The release of IEA strategic oil stocks in response to a shortage of supplies from Libya, and a stock market plunge in August, had each caused the oil price to plunge by about $10 dollars a barrel.
"But prices have stubbornly reclaimed lost ground again within weeks, raising anew questions about the key drivers of prices," the IEA commented.
However, "there are certainly growing concerns about the health of the global economy."
The IEA said this meant it was trimming its estimate for growth of demand for oil to 1.0 million barrels per day this year and 1.4 mbd next year.
But the agency also referred to its previous medium-term outlook estimates in which it had predicated two backdrops for economic growth.

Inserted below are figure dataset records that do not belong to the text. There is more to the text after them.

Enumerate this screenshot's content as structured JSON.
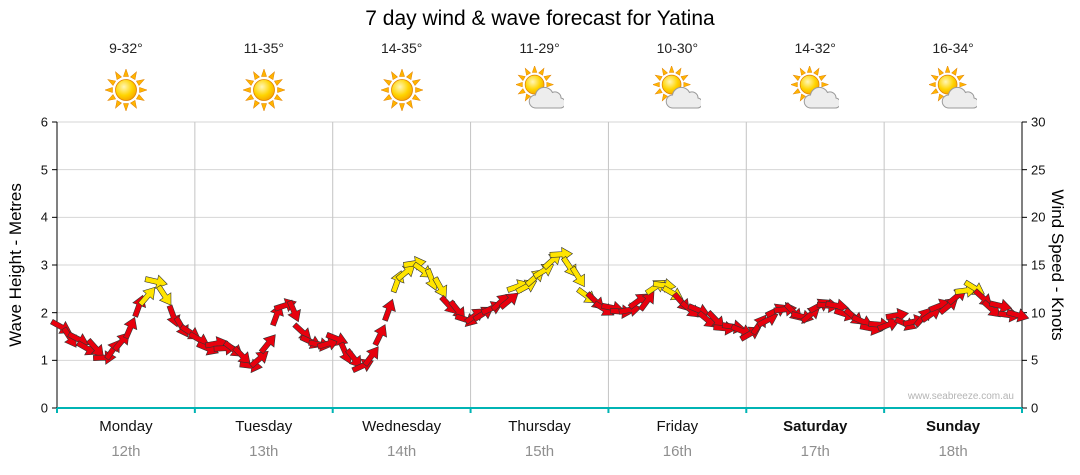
{
  "title": "7 day wind & wave forecast for Yatina",
  "watermark": "www.seabreeze.com.au",
  "axes": {
    "left_label": "Wave Height - Metres",
    "right_label": "Wind Speed - Knots",
    "left_ticks": [
      0,
      1,
      2,
      3,
      4,
      5,
      6
    ],
    "right_ticks": [
      0,
      5,
      10,
      15,
      20,
      25,
      30
    ]
  },
  "days": [
    {
      "name": "Monday",
      "date": "12th",
      "temp": "9-32°",
      "icon": "sunny",
      "bold": false
    },
    {
      "name": "Tuesday",
      "date": "13th",
      "temp": "11-35°",
      "icon": "sunny",
      "bold": false
    },
    {
      "name": "Wednesday",
      "date": "14th",
      "temp": "14-35°",
      "icon": "sunny",
      "bold": false
    },
    {
      "name": "Thursday",
      "date": "15th",
      "temp": "11-29°",
      "icon": "partly-cloudy",
      "bold": false
    },
    {
      "name": "Friday",
      "date": "16th",
      "temp": "10-30°",
      "icon": "partly-cloudy",
      "bold": false
    },
    {
      "name": "Saturday",
      "date": "17th",
      "temp": "14-32°",
      "icon": "partly-cloudy",
      "bold": true
    },
    {
      "name": "Sunday",
      "date": "18th",
      "temp": "16-34°",
      "icon": "partly-cloudy",
      "bold": true
    }
  ],
  "colors": {
    "arrow_low": "#e8000d",
    "arrow_high": "#ffe400",
    "arrow_outline": "#333333",
    "bottom_axis": "#00b4b4",
    "grid_horizontal": "#d6d6d6",
    "grid_vertical": "#c4c4c4",
    "axis_line": "#000000"
  },
  "chart_data": {
    "type": "wind-arrows",
    "description": "Wind speed time series drawn as direction arrows; red below threshold, yellow at/above",
    "title": "7 day wind & wave forecast for Yatina",
    "ylabel_left": "Wave Height - Metres",
    "ylabel_right": "Wind Speed - Knots",
    "ylim_left": [
      0,
      6
    ],
    "ylim_right": [
      0,
      30
    ],
    "categories": [
      "Monday 12th",
      "Tuesday 13th",
      "Wednesday 14th",
      "Thursday 15th",
      "Friday 16th",
      "Saturday 17th",
      "Sunday 18th"
    ],
    "points_per_day": 16,
    "threshold_knots": 12,
    "knots": [
      8.5,
      7.5,
      7,
      6.5,
      6,
      5.5,
      6,
      7,
      8.5,
      10.5,
      12,
      13,
      12,
      9.5,
      8.5,
      8,
      7,
      6.5,
      6.5,
      6.5,
      6,
      5.5,
      4.5,
      5,
      7,
      9.5,
      11,
      10,
      8,
      7,
      6.5,
      7,
      7,
      6,
      5,
      4.5,
      5.5,
      7.5,
      10.5,
      13,
      14.5,
      15,
      14.5,
      13.5,
      12.5,
      11,
      10,
      9.5,
      9.5,
      10,
      10.5,
      11,
      11.5,
      12.5,
      13,
      13.5,
      14.5,
      15.5,
      16,
      15,
      13.5,
      12,
      11,
      10.5,
      10.5,
      10,
      10.5,
      11,
      11.5,
      12.5,
      13,
      12,
      11,
      10.5,
      10,
      9.5,
      9,
      8.5,
      8.5,
      8,
      8,
      8.5,
      9.5,
      10,
      10.5,
      10,
      9.5,
      10,
      10.5,
      11,
      10.5,
      10,
      9.5,
      9,
      8.5,
      8.5,
      9,
      9.5,
      9,
      9,
      9.5,
      10,
      10.5,
      11,
      11.5,
      12.5,
      12.5,
      11.5,
      10.5,
      10.5,
      10,
      9.5
    ]
  }
}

Now it, said, if its lower picture for growth were to materialise, with growth being one third lower than under the stronger forecast, "oil demand growth slips to a much weaker 0.7 mbd and 0.4 mbd in 2011 and 2012 respectively."
The agency also estimated that underlying demand for OPEC oil and changes in inventories for the third quarter was 31.3 mbd, and was set to be 30.0-30.5 mbd for the next three quarters. This was close to OPEC output levels.
"That suggests that the recent spell of market tightening could moderate in the short term, assuming that recent supply disruptions also recede."
News that oil production had been resumed in Libya was "most welcome" even though full operational recovery would take time.
Overall, in the absence of new demand and supply surprises, the way could be open to "a more comfortable market balance," the IEA said.